6102 sayılı TTK’ nın 82/7 maddesinde, bir tacirin saklamakla yükümlü olduğu defter ve belgelerin kanunda belirtilen nedenlerle zıyaa uğraması halinde, defter sahibi tacirin zıyaı öğrendiği tarihten itibaren 15 gün içerisinde yetkili mahkemeden kendisine bir zayi belgesi verilmesini talep etmesi öngörülmüş olup, maddede düzenlenen 15 günlük süre hak düşürücü süredir. Davacının varlığını ileri sürdüğü ziya olgusunu en geç 06.02.2019 tarihinde öğrendiği dosya kapsamından sabittir. Dava açılış tarihi ise 14/02/2017 olmakla, hak düşürücü süre dolmadan dava ikame edildiği anlaşılmıştır.
İncelenen tüm dosya kapsamına, davacının iddia ve savunmalarına göre; davacı —–mali müşaviri hakkında yürütülen soruşturmada kovuşturmaya yer olmadığına dair karar verildiği, soruşturma dosyasında mali müşavir ————– ait hiçbir evrak bulunmadığını beyan ettiği, davacının mali müşavir—– ticari defter ve kayıtların teslim edildiğine dair belge sunmadığı, ticari defterin muhasebecideyken kaybolma iddiasının zayi belgesi verilmesi için yeterli sebep sayılamayacağı (Yargıtay —-. Hukuk Dairesi ——–, Türk Ticaret Kanununa göre zayi belgesi verilmesi için gerekli olan yangın, su baskını veya yer sarsıntısı gibi bir afet veya hırsızlık gibi sebeplerden hiçbirisinin somut olayda olmadığı anlaşıldığından açıklanan gerekçeler ile aşağıdaki şekilde karar vermek gerekmiştir.

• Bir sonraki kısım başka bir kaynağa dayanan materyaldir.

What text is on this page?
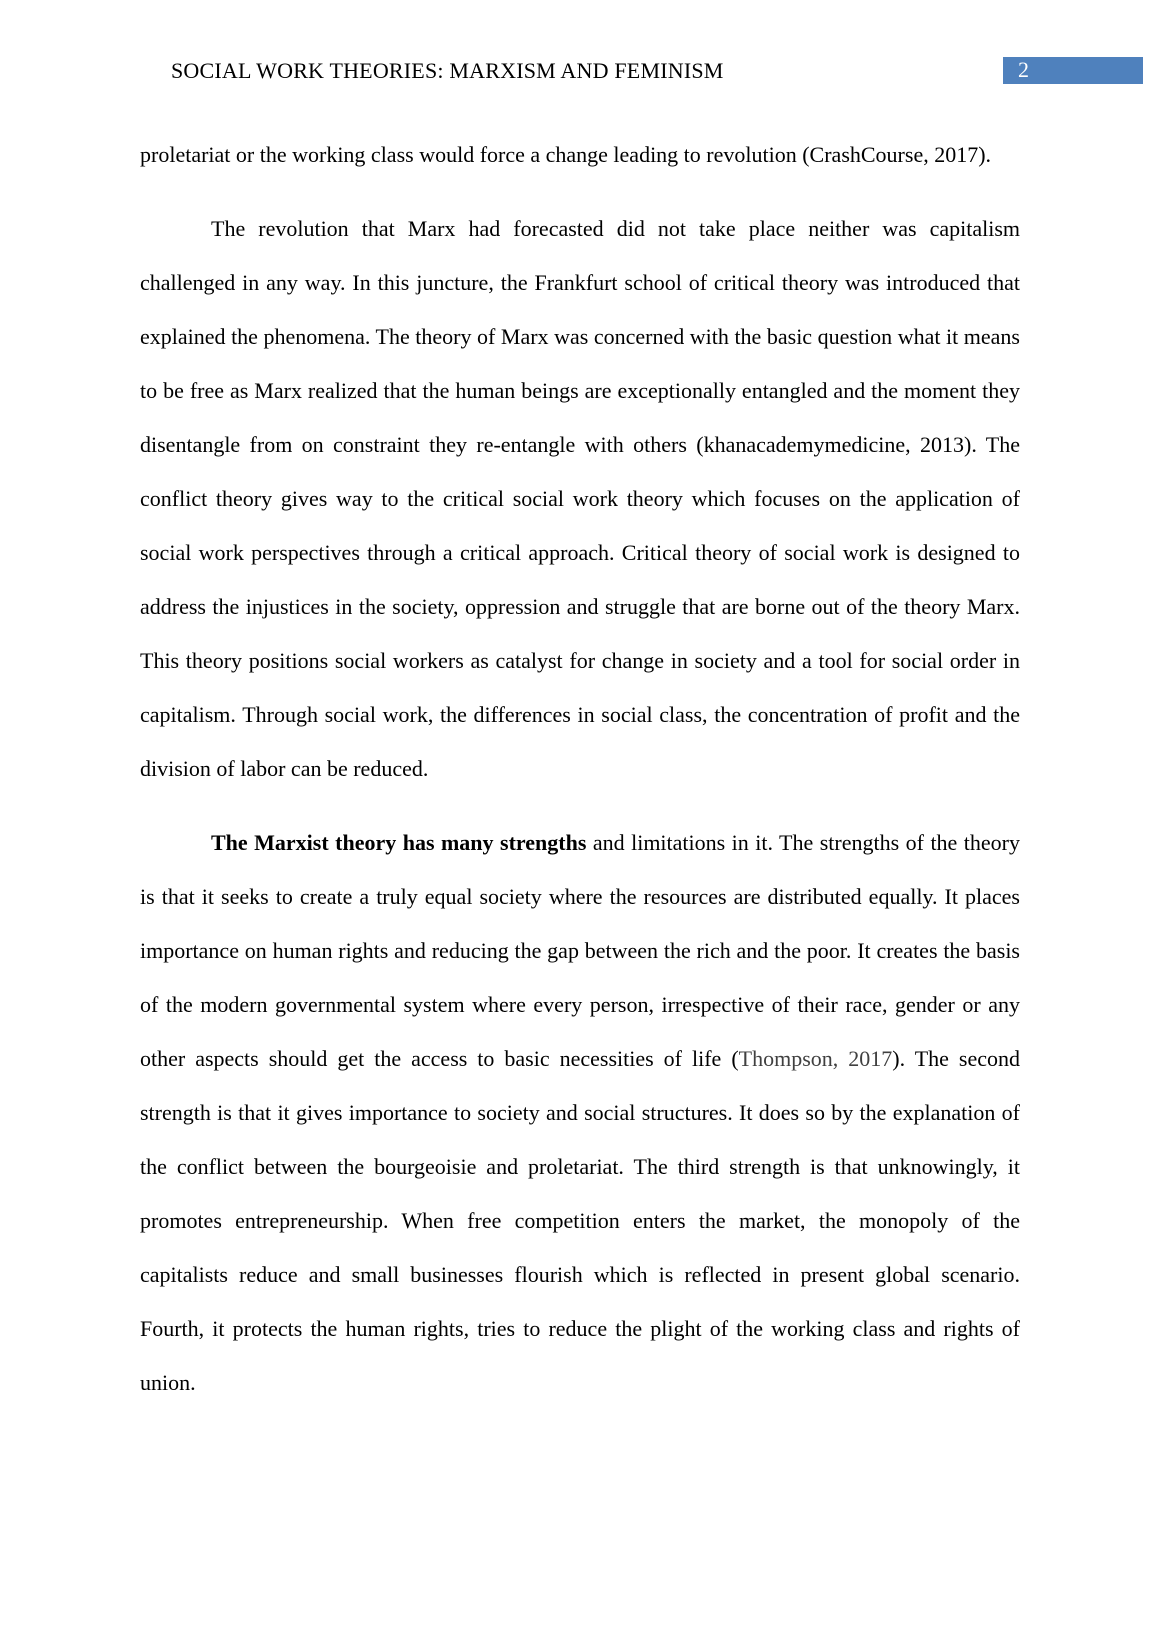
SOCIAL WORK THEORIES: MARXISM AND FEMINISM	2

proletariat or the working class would force a change leading to revolution (CrashCourse, 2017).

The revolution that Marx had forecasted did not take place neither was capitalism challenged in any way. In this juncture, the Frankfurt school of critical theory was introduced that explained the phenomena. The theory of Marx was concerned with the basic question what it means to be free as Marx realized that the human beings are exceptionally entangled and the moment they disentangle from on constraint they re-entangle with others (khanacademymedicine, 2013). The conflict theory gives way to the critical social work theory which focuses on the application of social work perspectives through a critical approach. Critical theory of social work is designed to address the injustices in the society, oppression and struggle that are borne out of the theory Marx. This theory positions social workers as catalyst for change in society and a tool for social order in capitalism. Through social work, the differences in social class, the concentration of profit and the division of labor can be reduced.

The Marxist theory has many strengths and limitations in it. The strengths of the theory is that it seeks to create a truly equal society where the resources are distributed equally. It places importance on human rights and reducing the gap between the rich and the poor. It creates the basis of the modern governmental system where every person, irrespective of their race, gender or any other aspects should get the access to basic necessities of life (Thompson, 2017). The second strength is that it gives importance to society and social structures. It does so by the explanation of the conflict between the bourgeoisie and proletariat. The third strength is that unknowingly, it promotes entrepreneurship. When free competition enters the market, the monopoly of the capitalists reduce and small businesses flourish which is reflected in present global scenario. Fourth, it protects the human rights, tries to reduce the plight of the working class and rights of union.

KARAR: Yukarıda açıklanan nedenlerle;
1-Davanın reddine,
2-Alınması gereken 54,40 TL maktu karar ve ilam harcının, peşin alınan 44,40 TL harçtan mahsubu ile bakiye 10,00 TL harcın davacıdan tahsili ile hazineyi irat kaydına,
3-Davacının yaptığı yargılama giderlerinin üzerinde bırakılmasına,
4-Davacı tarafından yatırılan gider avansından artan kısmın HMK. 333.maddesi gereğince karar kesinleştikten sonra yatırana iadesine,
Gerekçeli mahkeme kararının taraflara tebliğinden itibaren 2 hafta içerisinde istinaf yolu açık olduğuna dair davacı vekilinin yüzüne karşı verilen karar açıkça okunup usulen anlatıldı.